Les premiers chefs de la Maison-Blanche, bien avant qu'un terme comme «chef de cuisine» n'y soit mentionné, étaient les esclaves des présidents. Plus tard, à la suite de la guerre civile, de nombreux Afro-Américains libres se sont rendus à Washington, DC, où la cuisine était un travail respectable et bien rémunéré qui n'exigeait pas d'éducation formelle. Comme le précise Miller dans son livre L'armoire de cuisine du président: l'histoire des Afro-Américains qui ont nourri nos premières familles, des Washingtons aux Obamas, L'histoire de la cuisine présidentielle n'est pas seulement incomplète si elle ne reconnaît pas le rôle et l'impact des chefs afro-américains. Son histoire n'existe pas sans reconnaître leur présence centrale et durable.
L'héritage de Zephyr Wright est l'un des plus durables de la cuisine de la Maison Blanche. Contrairement à Verdon, les débuts de Wright n’ont pas fait la une du New York Times. Julia Child n'a jamais mentionné l'influence de Wright. Et les côtes levées parfaitement cuites n'étaient pas considérées comme l'avant-garde de la cuisine américaine. Mais le public américain était toujours intéressé.
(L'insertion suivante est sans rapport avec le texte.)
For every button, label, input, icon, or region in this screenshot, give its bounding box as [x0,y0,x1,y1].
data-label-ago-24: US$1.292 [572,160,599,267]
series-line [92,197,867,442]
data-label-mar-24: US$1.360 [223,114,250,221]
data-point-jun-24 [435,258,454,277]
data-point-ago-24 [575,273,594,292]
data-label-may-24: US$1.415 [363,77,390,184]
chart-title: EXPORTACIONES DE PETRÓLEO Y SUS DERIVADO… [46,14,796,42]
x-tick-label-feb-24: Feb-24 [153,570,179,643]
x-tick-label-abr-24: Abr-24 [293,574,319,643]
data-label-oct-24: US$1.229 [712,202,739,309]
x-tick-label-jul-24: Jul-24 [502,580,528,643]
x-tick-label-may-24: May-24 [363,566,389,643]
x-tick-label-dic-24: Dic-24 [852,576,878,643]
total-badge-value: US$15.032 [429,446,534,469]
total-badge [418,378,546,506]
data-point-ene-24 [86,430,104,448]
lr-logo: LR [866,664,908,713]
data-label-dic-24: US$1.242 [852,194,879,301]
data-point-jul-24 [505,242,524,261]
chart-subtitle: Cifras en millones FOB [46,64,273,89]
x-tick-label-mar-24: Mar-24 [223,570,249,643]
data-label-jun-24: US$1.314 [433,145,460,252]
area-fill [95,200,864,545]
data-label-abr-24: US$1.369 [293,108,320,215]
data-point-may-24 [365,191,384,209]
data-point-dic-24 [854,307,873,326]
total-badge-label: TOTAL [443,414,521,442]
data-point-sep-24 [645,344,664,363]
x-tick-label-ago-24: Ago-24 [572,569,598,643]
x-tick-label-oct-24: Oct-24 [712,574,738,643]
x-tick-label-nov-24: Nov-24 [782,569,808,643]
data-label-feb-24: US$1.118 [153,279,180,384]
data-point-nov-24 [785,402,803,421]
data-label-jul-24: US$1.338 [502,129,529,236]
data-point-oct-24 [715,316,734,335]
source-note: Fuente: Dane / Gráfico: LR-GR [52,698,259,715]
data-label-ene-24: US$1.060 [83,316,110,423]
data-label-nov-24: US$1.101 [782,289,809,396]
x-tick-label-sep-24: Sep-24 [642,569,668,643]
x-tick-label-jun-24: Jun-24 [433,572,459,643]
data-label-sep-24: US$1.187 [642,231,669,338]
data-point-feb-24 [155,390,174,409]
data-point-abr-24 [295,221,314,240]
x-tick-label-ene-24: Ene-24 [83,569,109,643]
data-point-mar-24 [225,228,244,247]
Dans un entretien de 1963 avec Temps, Lady Bird Johnson a parlé avec affection de Zephyr et de son «savoir-faire» avec du pain à la cuillère, des glaces artisanales et des petits déjeuners monumentaux dominicaux composés de saucisse de cerf, de bacon salé maison, de pop-overs, de gruau, d'œufs brouillés, de conserves de pêche faites maison et de café. " Pedernales River Chili est probablement sa plus célèbre «recette de famille» élaborée pour les Johnsons. (Plutôt que du bœuf, LBJ préférait son chili au venaison.) Nommé en l'honneur de LBJ's Hill Country Ranch, le chili con carne de Wright est devenu assez célèbre pour que Lady Bird l'ait imprimée sur des fiches de recettes qu'elle a postées aux nombreux Américains qui lui avaient écrit ce message..
Cependant, le travail le plus important que Wright ait réalisé pour le public était d'une nature différente, l'une centrée sur les violations urgentes des droits civils par les Afro-Américains. Un responsable gouvernemental des années 1960 se souvenait d'avoir assisté à un déjeuner fastidieux chez les Johnson avant de devenir président. Lorsque Johnson a ordonné à Wright de se rendre à Austin, au Texas, avec son mari, elle lui a dit non: «Quand [nous] conduisons au Texas et que je dois aller aux toilettes, comme Lady Bird ou les filles, je ne suis pas autorisé à aller à la salle de bain. Je dois trouver un buisson et m'accroupir. Quand vient le temps de manger, nous ne pouvons pas aller dans les restaurants. Nous devons manger dans un sac brun. Et la nuit, Sammy dort à l'avant de la voiture, le volant autour du cou, pendant que je dors à l'arrière. Nous n'allons pas recommencer. »En réponse, Johnson sortit de la pièce..
Plusieurs années plus tard, le 2 juillet 1964, Lyndon Johnson a signé la loi sur les droits civils. Il a donné le stylo qu'il utilisait pour le signer à Zephyr Wright, lui disant qu'elle "le méritait plus que quiconque". Beaucoup pensent que Wright lui a expliqué la réalité du racisme et, comme le note Miller, Johnson a cité des exemples de le racisme Wright a fait face pour faire pression pour le projet de loi. Elle a profité de sa proximité avec la puissante famille pour rendre son expérience d'inégalité lisible et humaine. En tant que femme responsable de leur table, elle avait cette capacité.